Они пошли в этот вечер в баню, хоть и была она неурочной, не по расписанию.
– В баню я готов ходить семь раз в неделю, – признался Бобровский, – готов четырнадцать раз ходить, по два раза на день.
– Баня – это единственная радость у нас, других нет. Еще, может, ловля маринки в Пяндже. Но маринка – это когда будет тепло.
– Пробовал я эту рыбку. Уха из нее ничего, а в жареве суховата, – Бобровский отер рукой мокрое горячее лицо, сощурился: – Чего такой озабоченный, капитан?
– От того, что забот много. Слово-то «озабоченный» от «заботы» происходит.
– Каламбурист.
– Что, разве не так? Помимо заставы у меня еще Чара на руках, она – тоже ведь как человек, человеческого отношения к себе требует. Но это ладно, это все ерунда, а вот в бою я за нее боюсь. Она ведь, гадина, под пули лезет. Хоть и знает, что это такое, а лезет.
– Русская лихость, как у наших солдат.
– Лихость лихостью, не скрою, но соображения у нее побольше будет, чем у иного нашего солдата. А с другой стороны, я, когда сижу в окопе, то стараюсь наступить ей на хвост ногою, удержать около себя. Чаре больно, но она молчит, не кусается. А с третьей стороны, бывало, что я ее сам из окопа под огнем выгонял, к «чеге» посылал. С записками. Чара приползет к ребятам, малость приободрит и назад. Не-ет, такая собака – больше, чем человек. – Панков скатился с полки вниз, нырнул в предбанник, из ведра зачерпнул стакан кислого, мутновато-розового напитка, сваренного из кизиловой ягоды, выпил, помотал перед ртом рукой – напиток прошибал насквозь, такой кислый был, от него даже в ушах зазвенело, – вернулся в парилку.
– Ты как пикирующий бомбардировщик, капитан, – недовольно заметил Бобровский, – мотаешься туда-сюда…
– Все правильно, чтобы внутри ничего не сгорело…
– Ты женат?
– Нет. Не довелось.

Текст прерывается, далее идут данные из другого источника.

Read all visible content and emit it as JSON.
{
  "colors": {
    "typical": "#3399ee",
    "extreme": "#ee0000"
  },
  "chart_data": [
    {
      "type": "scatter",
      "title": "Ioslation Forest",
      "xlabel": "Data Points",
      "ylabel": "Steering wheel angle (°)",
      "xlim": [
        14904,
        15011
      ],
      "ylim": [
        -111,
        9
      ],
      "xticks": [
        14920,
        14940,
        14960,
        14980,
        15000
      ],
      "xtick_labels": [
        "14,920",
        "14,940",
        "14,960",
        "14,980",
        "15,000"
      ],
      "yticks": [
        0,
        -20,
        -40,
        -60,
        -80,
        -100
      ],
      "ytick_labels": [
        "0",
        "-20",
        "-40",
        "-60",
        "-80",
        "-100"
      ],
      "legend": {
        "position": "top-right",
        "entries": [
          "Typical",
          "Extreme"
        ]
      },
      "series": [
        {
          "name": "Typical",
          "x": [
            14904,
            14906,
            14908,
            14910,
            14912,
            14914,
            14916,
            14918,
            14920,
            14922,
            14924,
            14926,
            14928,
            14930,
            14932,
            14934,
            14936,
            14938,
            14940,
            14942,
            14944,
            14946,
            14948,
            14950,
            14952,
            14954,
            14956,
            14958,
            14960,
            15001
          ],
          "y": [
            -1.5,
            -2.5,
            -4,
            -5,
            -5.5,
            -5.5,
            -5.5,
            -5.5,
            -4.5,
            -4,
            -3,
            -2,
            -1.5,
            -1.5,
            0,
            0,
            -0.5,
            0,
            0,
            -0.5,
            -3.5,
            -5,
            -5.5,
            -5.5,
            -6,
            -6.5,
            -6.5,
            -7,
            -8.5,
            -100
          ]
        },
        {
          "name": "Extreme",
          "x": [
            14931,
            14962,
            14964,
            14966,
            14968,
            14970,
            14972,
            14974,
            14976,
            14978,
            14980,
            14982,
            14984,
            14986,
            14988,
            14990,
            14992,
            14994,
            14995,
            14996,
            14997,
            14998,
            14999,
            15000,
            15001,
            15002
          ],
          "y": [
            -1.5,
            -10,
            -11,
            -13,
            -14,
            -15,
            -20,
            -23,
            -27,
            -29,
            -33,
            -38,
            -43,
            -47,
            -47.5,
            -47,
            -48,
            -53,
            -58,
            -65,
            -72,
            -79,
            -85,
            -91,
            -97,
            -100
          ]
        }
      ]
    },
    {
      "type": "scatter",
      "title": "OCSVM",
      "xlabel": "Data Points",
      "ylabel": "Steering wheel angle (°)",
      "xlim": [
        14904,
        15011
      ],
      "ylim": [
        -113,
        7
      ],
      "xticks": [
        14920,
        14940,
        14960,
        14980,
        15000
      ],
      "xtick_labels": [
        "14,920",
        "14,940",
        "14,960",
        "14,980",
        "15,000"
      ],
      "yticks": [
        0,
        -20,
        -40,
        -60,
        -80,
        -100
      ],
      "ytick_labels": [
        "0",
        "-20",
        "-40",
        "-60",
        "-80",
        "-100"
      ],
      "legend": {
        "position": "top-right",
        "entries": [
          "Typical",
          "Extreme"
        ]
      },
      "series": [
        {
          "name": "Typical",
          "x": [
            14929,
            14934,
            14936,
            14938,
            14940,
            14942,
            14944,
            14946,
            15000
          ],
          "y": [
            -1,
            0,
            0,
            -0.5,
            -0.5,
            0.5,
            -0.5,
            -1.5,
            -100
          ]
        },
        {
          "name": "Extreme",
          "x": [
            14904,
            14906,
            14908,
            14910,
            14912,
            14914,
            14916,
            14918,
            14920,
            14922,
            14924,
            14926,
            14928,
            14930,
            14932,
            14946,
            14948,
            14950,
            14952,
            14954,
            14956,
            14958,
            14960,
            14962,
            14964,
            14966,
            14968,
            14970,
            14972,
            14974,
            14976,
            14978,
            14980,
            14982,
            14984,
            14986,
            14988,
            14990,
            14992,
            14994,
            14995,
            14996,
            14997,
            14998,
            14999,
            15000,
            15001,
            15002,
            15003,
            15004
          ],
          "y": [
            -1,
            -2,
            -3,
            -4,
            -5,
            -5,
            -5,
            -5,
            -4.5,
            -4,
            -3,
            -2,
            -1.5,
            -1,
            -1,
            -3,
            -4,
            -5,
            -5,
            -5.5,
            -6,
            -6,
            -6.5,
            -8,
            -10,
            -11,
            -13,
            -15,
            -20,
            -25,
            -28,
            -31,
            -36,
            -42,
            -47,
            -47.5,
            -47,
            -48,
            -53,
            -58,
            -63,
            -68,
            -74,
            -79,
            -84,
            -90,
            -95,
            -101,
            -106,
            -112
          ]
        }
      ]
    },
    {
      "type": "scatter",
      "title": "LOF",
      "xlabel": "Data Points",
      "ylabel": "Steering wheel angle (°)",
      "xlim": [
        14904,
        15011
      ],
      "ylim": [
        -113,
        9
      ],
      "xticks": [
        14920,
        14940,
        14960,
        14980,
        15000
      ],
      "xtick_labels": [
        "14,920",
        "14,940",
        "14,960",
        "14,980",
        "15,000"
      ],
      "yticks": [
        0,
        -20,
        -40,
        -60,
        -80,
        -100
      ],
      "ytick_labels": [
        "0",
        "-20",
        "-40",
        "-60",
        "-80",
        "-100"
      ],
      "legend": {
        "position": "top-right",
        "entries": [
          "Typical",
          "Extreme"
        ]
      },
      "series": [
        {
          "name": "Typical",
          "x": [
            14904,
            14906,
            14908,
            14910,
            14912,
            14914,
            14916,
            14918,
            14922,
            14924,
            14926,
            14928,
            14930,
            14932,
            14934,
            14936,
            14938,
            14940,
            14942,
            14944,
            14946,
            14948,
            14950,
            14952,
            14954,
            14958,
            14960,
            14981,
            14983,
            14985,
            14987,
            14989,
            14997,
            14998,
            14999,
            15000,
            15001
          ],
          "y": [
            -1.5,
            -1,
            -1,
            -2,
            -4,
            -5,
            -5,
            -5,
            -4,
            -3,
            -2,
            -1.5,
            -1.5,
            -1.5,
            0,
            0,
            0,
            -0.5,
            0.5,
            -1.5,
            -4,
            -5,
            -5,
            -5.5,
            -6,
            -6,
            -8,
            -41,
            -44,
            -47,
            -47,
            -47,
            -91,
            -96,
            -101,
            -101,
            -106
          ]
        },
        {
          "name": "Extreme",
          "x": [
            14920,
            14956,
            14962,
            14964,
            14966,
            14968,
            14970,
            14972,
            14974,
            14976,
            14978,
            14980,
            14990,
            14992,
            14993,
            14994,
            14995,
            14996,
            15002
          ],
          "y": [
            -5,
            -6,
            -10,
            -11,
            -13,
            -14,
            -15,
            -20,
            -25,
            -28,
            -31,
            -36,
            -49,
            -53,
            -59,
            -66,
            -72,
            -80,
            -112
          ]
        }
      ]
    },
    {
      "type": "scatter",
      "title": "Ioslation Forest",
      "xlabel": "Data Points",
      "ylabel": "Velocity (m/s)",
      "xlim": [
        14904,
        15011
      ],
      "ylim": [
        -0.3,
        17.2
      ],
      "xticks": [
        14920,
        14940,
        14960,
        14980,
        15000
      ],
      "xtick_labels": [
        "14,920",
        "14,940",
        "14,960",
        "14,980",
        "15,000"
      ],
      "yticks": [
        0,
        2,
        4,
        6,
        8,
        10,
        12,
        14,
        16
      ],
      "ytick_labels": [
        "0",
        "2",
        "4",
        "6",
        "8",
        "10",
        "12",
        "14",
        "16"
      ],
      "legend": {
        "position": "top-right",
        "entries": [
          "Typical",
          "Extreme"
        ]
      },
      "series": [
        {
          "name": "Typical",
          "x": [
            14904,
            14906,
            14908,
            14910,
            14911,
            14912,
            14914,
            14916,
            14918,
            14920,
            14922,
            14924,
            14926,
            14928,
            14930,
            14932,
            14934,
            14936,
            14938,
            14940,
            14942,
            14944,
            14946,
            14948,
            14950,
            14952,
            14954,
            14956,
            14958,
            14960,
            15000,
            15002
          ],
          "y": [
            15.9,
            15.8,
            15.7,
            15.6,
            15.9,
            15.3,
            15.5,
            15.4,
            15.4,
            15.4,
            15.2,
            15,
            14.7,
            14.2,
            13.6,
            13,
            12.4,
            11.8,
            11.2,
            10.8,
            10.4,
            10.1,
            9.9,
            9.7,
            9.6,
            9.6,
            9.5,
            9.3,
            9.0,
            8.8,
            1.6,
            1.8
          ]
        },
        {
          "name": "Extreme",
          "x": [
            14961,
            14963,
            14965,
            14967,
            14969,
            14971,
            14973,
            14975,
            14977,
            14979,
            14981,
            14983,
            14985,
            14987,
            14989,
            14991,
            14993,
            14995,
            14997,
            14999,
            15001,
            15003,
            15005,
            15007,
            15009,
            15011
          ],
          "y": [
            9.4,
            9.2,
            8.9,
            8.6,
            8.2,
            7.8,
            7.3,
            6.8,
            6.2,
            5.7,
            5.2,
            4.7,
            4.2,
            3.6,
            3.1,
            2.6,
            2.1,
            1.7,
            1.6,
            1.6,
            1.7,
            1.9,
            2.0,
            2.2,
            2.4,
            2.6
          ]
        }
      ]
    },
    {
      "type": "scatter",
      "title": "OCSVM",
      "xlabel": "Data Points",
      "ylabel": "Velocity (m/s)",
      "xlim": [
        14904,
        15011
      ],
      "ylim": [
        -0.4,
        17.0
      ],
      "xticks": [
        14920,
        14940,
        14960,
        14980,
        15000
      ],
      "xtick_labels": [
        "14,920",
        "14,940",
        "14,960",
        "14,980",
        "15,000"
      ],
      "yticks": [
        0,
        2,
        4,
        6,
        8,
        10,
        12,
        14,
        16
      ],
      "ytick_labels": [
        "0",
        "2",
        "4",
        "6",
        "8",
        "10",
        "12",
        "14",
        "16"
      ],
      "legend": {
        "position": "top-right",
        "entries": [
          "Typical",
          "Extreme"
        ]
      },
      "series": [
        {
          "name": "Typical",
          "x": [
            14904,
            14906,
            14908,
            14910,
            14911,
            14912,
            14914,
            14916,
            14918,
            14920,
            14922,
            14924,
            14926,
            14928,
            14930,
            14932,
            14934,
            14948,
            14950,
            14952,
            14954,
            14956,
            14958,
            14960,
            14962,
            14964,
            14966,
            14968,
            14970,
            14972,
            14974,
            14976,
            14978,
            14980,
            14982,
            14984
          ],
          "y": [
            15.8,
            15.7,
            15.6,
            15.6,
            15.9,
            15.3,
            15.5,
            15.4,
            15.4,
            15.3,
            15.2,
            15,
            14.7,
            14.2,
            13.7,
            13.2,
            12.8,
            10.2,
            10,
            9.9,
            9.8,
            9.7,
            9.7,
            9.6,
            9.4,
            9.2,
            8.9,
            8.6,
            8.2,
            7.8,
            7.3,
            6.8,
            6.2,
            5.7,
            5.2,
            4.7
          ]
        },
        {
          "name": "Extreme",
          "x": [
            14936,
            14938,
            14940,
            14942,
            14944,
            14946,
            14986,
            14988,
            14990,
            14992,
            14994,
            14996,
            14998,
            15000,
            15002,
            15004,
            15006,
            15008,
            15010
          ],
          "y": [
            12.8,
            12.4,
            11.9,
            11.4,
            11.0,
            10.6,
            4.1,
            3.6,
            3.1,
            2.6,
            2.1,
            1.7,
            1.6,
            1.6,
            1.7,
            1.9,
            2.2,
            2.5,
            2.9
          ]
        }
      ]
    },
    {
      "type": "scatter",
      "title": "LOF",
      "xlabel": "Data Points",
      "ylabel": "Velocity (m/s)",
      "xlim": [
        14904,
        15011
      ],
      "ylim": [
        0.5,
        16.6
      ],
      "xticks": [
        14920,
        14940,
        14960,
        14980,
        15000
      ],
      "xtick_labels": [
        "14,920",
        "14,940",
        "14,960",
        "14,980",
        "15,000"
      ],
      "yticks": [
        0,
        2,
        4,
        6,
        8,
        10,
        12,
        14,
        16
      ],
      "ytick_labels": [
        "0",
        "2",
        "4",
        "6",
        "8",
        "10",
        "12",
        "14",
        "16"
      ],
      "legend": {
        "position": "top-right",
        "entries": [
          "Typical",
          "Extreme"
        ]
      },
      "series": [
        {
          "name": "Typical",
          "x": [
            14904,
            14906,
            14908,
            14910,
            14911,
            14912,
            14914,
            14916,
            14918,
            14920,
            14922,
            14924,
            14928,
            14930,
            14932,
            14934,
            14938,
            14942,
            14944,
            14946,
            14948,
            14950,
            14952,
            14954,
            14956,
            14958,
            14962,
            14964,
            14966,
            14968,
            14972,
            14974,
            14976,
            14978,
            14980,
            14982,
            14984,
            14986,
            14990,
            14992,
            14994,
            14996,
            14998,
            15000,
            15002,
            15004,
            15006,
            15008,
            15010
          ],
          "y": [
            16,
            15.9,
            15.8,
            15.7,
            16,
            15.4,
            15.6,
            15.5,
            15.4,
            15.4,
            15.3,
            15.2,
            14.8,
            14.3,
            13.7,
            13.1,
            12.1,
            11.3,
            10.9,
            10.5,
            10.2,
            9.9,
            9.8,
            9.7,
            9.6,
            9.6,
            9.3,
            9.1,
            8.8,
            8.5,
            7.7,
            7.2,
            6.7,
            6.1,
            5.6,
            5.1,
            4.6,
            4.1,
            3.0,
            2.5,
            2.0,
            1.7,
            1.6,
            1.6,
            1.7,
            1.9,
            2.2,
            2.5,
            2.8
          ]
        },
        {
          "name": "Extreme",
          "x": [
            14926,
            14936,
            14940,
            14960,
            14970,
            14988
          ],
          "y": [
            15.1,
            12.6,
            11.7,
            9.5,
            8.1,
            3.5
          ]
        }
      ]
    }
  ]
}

Хотя надо…
– Чего тянешь?
– Это не я тяну, это красивые девушки тянут. Ты ведь тоже не женат, Бобровский?
– Нет.
– Был у меня момент, когда я собрался жениться… Родители у меня в Риге живут, так я подыскал девушку, оч-чень симпатичную латышку… Лаймой зовут. Мы с ней со школьной поры дружили, а официально женихаться начали, когда я учился в Бабушкинском училище. Переписывались, восторги друг на друга изливали, дело шло к финишу, но когда я получил назначение после училища, она мигом развернулась на сто восемьдесят градусов. «Почему я из-за твоих лейтенантских звездочек должна ехать в Среднюю Азию, к тамошним вшам? Не поеду! Почему тебя не оставили в Москве?» Я ничего не ответил ей, тоже развернулся на сто восемьдесят градусов, – только в обратную сторону, и ушел. И никогда ей больше не звонил и не писал. Хотя скучал сильно. Плакал даже как-то. А потом отпустило. И я перестал верить женщинам вообще, – Бобровский закряхтел от жара, наконец пробившего его, согнулся как можно ниже, постарался захватить ртом немного воздуха. – Ну и банька у тебя, – восторженно просипел он, – классная!